MedicalResearch.com Interview with:
Joshua L. Roffman, MD
Department of Psychiatry
Mass General Hospital
MedicalResearch.com: What is the background for this study? What are the main findings?
Response: Autism, schizophrenia, and other serious mental illness affecting young people are chronic, debilitating, and incurable at present. Recent public health studies have associated prenatal exposure to folic acid, a B-vitamin, with reduced subsequent risk of these illnesses. However, until this point, biological evidence supporting a causal relationship between prenatal folic acid exposure and reduced psychiatric risk has remained elusive.

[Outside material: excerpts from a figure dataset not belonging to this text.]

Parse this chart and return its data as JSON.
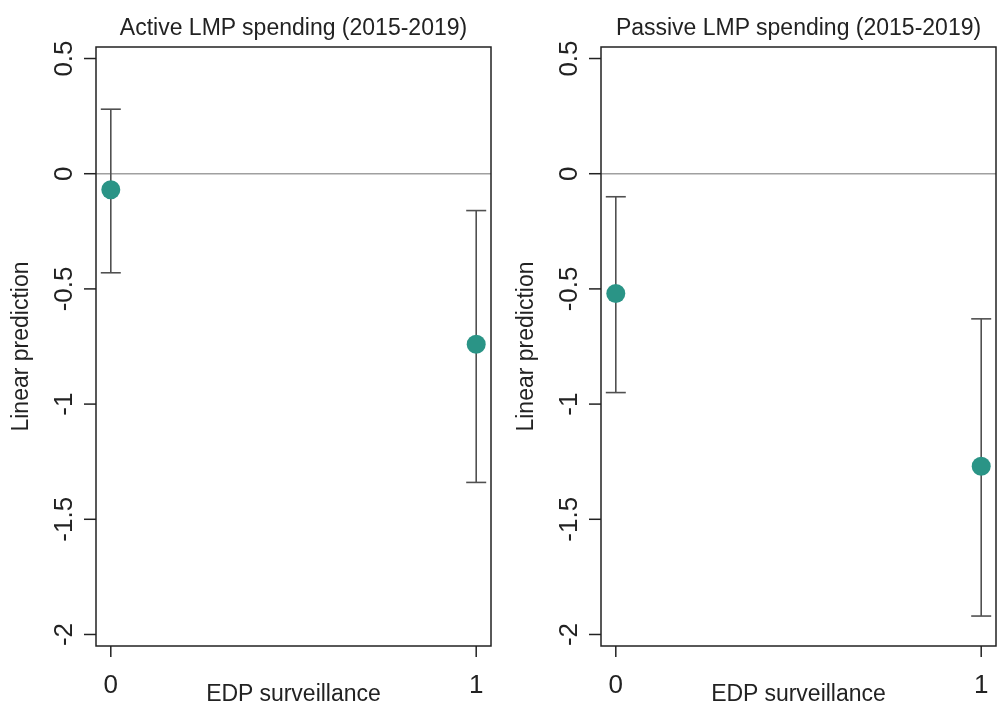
{
  "chart_data": [
    {
      "type": "scatter",
      "title": "Active LMP spending (2015-2019)",
      "xlabel": "EDP surveillance",
      "ylabel": "Linear prediction",
      "categories": [
        "0",
        "1"
      ],
      "ylim": [
        -2.05,
        0.55
      ],
      "yticks": [
        -2,
        -1.5,
        -1,
        -0.5,
        0,
        0.5
      ],
      "marker": "circle",
      "ref_lines": [
        {
          "axis": "y",
          "value": 0,
          "color": "#a0a0a0"
        }
      ],
      "series": [
        {
          "color": "#2a9486",
          "values": [
            -0.07,
            -0.74
          ],
          "errors": [
            [
              -0.43,
              0.28
            ],
            [
              -1.34,
              -0.16
            ]
          ]
        }
      ]
    },
    {
      "type": "scatter",
      "title": "Passive LMP spending (2015-2019)",
      "xlabel": "EDP surveillance",
      "ylabel": "Linear prediction",
      "categories": [
        "0",
        "1"
      ],
      "ylim": [
        -2.05,
        0.55
      ],
      "yticks": [
        -2,
        -1.5,
        -1,
        -0.5,
        0,
        0.5
      ],
      "marker": "circle",
      "ref_lines": [
        {
          "axis": "y",
          "value": 0,
          "color": "#a0a0a0"
        }
      ],
      "series": [
        {
          "color": "#2a9486",
          "values": [
            -0.52,
            -1.27
          ],
          "errors": [
            [
              -0.95,
              -0.1
            ],
            [
              -1.92,
              -0.63
            ]
          ]
        }
      ]
    }
  ]
}
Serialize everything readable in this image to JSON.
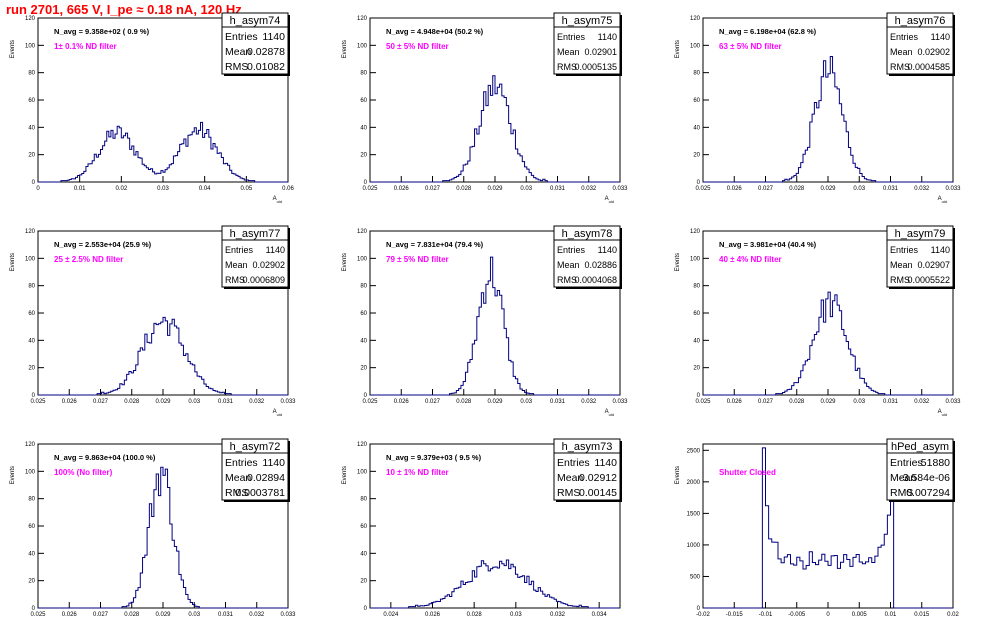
{
  "page_title": "run 2701,   665 V, I_pe ≈ 0.18 nA, 120 Hz",
  "colors": {
    "title": "#ff0000",
    "hist": "#000080",
    "label": "#ff00ff",
    "axis": "#000000"
  },
  "chart_data": [
    {
      "type": "histogram",
      "name": "h_asym74",
      "stats": {
        "Entries": "1140",
        "Mean": "0.02878",
        "RMS": "0.01082"
      },
      "navg": "N_avg = 9.358e+02 ( 0.9 %)",
      "label": "1± 0.1% ND filter",
      "ylabel": "Events",
      "xlabel": "A_uid",
      "xlim": [
        0,
        0.06
      ],
      "ylim": [
        0,
        120
      ],
      "xticks": [
        "0",
        "0.01",
        "0.02",
        "0.03",
        "0.04",
        "0.05",
        "0.06"
      ],
      "yticks": [
        "0",
        "20",
        "40",
        "60",
        "80",
        "100",
        "120"
      ],
      "peaks": [
        [
          0.019,
          0.0045,
          36
        ],
        [
          0.0385,
          0.0045,
          38
        ]
      ],
      "bins": 120
    },
    {
      "type": "histogram",
      "name": "h_asym75",
      "stats": {
        "Entries": "1140",
        "Mean": "0.02901",
        "RMS": "0.0005135"
      },
      "navg": "N_avg = 4.948e+04 (50.2 %)",
      "label": "50 ± 5% ND filter",
      "ylabel": "Events",
      "xlabel": "A_uid",
      "xlim": [
        0.025,
        0.033
      ],
      "ylim": [
        0,
        120
      ],
      "xticks": [
        "0.025",
        "0.026",
        "0.027",
        "0.028",
        "0.029",
        "0.03",
        "0.031",
        "0.032",
        "0.033"
      ],
      "yticks": [
        "0",
        "20",
        "40",
        "60",
        "80",
        "100",
        "120"
      ],
      "peaks": [
        [
          0.02901,
          0.000513,
          70
        ]
      ],
      "bins": 110
    },
    {
      "type": "histogram",
      "name": "h_asym76",
      "stats": {
        "Entries": "1140",
        "Mean": "0.02902",
        "RMS": "0.0004585"
      },
      "navg": "N_avg = 6.198e+04 (62.8 %)",
      "label": "63 ± 5% ND filter",
      "ylabel": "Events",
      "xlabel": "A_uid",
      "xlim": [
        0.025,
        0.033
      ],
      "ylim": [
        0,
        120
      ],
      "xticks": [
        "0.025",
        "0.026",
        "0.027",
        "0.028",
        "0.029",
        "0.03",
        "0.031",
        "0.032",
        "0.033"
      ],
      "yticks": [
        "0",
        "20",
        "40",
        "60",
        "80",
        "100",
        "120"
      ],
      "peaks": [
        [
          0.02902,
          0.000458,
          80
        ]
      ],
      "bins": 110
    },
    {
      "type": "histogram",
      "name": "h_asym77",
      "stats": {
        "Entries": "1140",
        "Mean": "0.02902",
        "RMS": "0.0006809"
      },
      "navg": "N_avg = 2.553e+04 (25.9 %)",
      "label": "25 ± 2.5% ND filter",
      "ylabel": "Events",
      "xlabel": "A_uid",
      "xlim": [
        0.025,
        0.033
      ],
      "ylim": [
        0,
        120
      ],
      "xticks": [
        "0.025",
        "0.026",
        "0.027",
        "0.028",
        "0.029",
        "0.03",
        "0.031",
        "0.032",
        "0.033"
      ],
      "yticks": [
        "0",
        "20",
        "40",
        "60",
        "80",
        "100",
        "120"
      ],
      "peaks": [
        [
          0.02902,
          0.00068,
          54
        ]
      ],
      "bins": 110
    },
    {
      "type": "histogram",
      "name": "h_asym78",
      "stats": {
        "Entries": "1140",
        "Mean": "0.02886",
        "RMS": "0.0004068"
      },
      "navg": "N_avg = 7.831e+04 (79.4 %)",
      "label": "79 ± 5% ND filter",
      "ylabel": "Events",
      "xlabel": "A_uid",
      "xlim": [
        0.025,
        0.033
      ],
      "ylim": [
        0,
        120
      ],
      "xticks": [
        "0.025",
        "0.026",
        "0.027",
        "0.028",
        "0.029",
        "0.03",
        "0.031",
        "0.032",
        "0.033"
      ],
      "yticks": [
        "0",
        "20",
        "40",
        "60",
        "80",
        "100",
        "120"
      ],
      "peaks": [
        [
          0.02886,
          0.000407,
          90
        ]
      ],
      "bins": 110
    },
    {
      "type": "histogram",
      "name": "h_asym79",
      "stats": {
        "Entries": "1140",
        "Mean": "0.02907",
        "RMS": "0.0005522"
      },
      "navg": "N_avg = 3.981e+04 (40.4 %)",
      "label": "40 ± 4% ND filter",
      "ylabel": "Events",
      "xlabel": "A_uid",
      "xlim": [
        0.025,
        0.033
      ],
      "ylim": [
        0,
        120
      ],
      "xticks": [
        "0.025",
        "0.026",
        "0.027",
        "0.028",
        "0.029",
        "0.03",
        "0.031",
        "0.032",
        "0.033"
      ],
      "yticks": [
        "0",
        "20",
        "40",
        "60",
        "80",
        "100",
        "120"
      ],
      "peaks": [
        [
          0.02907,
          0.00055,
          67
        ]
      ],
      "bins": 110
    },
    {
      "type": "histogram",
      "name": "h_asym72",
      "stats": {
        "Entries": "1140",
        "Mean": "0.02894",
        "RMS": "0.0003781"
      },
      "navg": "N_avg = 9.863e+04 (100.0 %)",
      "label": "100% (No filter)",
      "ylabel": "Events",
      "xlabel": "A_uid",
      "xlim": [
        0.025,
        0.033
      ],
      "ylim": [
        0,
        120
      ],
      "xticks": [
        "0.025",
        "0.026",
        "0.027",
        "0.028",
        "0.029",
        "0.03",
        "0.031",
        "0.032",
        "0.033"
      ],
      "yticks": [
        "0",
        "20",
        "40",
        "60",
        "80",
        "100",
        "120"
      ],
      "peaks": [
        [
          0.02894,
          0.000378,
          100
        ]
      ],
      "bins": 110
    },
    {
      "type": "histogram",
      "name": "h_asym73",
      "stats": {
        "Entries": "1140",
        "Mean": "0.02912",
        "RMS": "0.00145"
      },
      "navg": "N_avg = 9.379e+03 ( 9.5 %)",
      "label": "10 ± 1% ND filter",
      "ylabel": "Events",
      "xlabel": "A_uid",
      "xlim": [
        0.023,
        0.035
      ],
      "ylim": [
        0,
        120
      ],
      "xticks": [
        "0.024",
        "0.026",
        "0.028",
        "0.03",
        "0.032",
        "0.034"
      ],
      "yticks": [
        "0",
        "20",
        "40",
        "60",
        "80",
        "100",
        "120"
      ],
      "peaks": [
        [
          0.02912,
          0.00145,
          34
        ]
      ],
      "bins": 110
    },
    {
      "type": "histogram",
      "name": "hPed_asym",
      "stats": {
        "Entries": "51880",
        "Mean": "-3.584e-06",
        "RMS": "0.007294"
      },
      "navg": "",
      "label": "Shutter Closed",
      "ylabel": "Events",
      "xlabel": "A_uid",
      "xlim": [
        -0.02,
        0.02
      ],
      "ylim": [
        0,
        2600
      ],
      "xticks": [
        "-0.02",
        "-0.015",
        "-0.01",
        "-0.005",
        "0",
        "0.005",
        "0.01",
        "0.015",
        "0.02"
      ],
      "yticks": [
        "0",
        "500",
        "1000",
        "1500",
        "2000",
        "2500"
      ],
      "range": [
        -0.0105,
        0.0105
      ],
      "bins": 80
    }
  ]
}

We leveraged the rollout of government-mandated folic acid fortification of grain products in the U.S. from 1996-98 as a “natural experiment” to determine whether increased prenatal folic acid exposure influenced subsequent brain development. This intervention, implemented to reduce risk of spina bifida and other disabling neural tube defects in infants, rapidly doubled blood folate levels among women of childbearing age in surveillance studies.
Across two large, independent cohorts of youths age 8 to 18 who received MRI scans, we observed increased cortical thickness, and a delay in age-related cortical thinning, in brain regions associated with schizophrenia risk among individuals who were born during or after the fortification rollout, compared to those born just before it. Further, delayed cortical thinning also predicted reduced risk of psychosis spectrum symptoms, a finding that suggests biological plausibility in light of previous work demonstrating early and accelerated cortical thinning among school-aged individuals with autism or psychosis.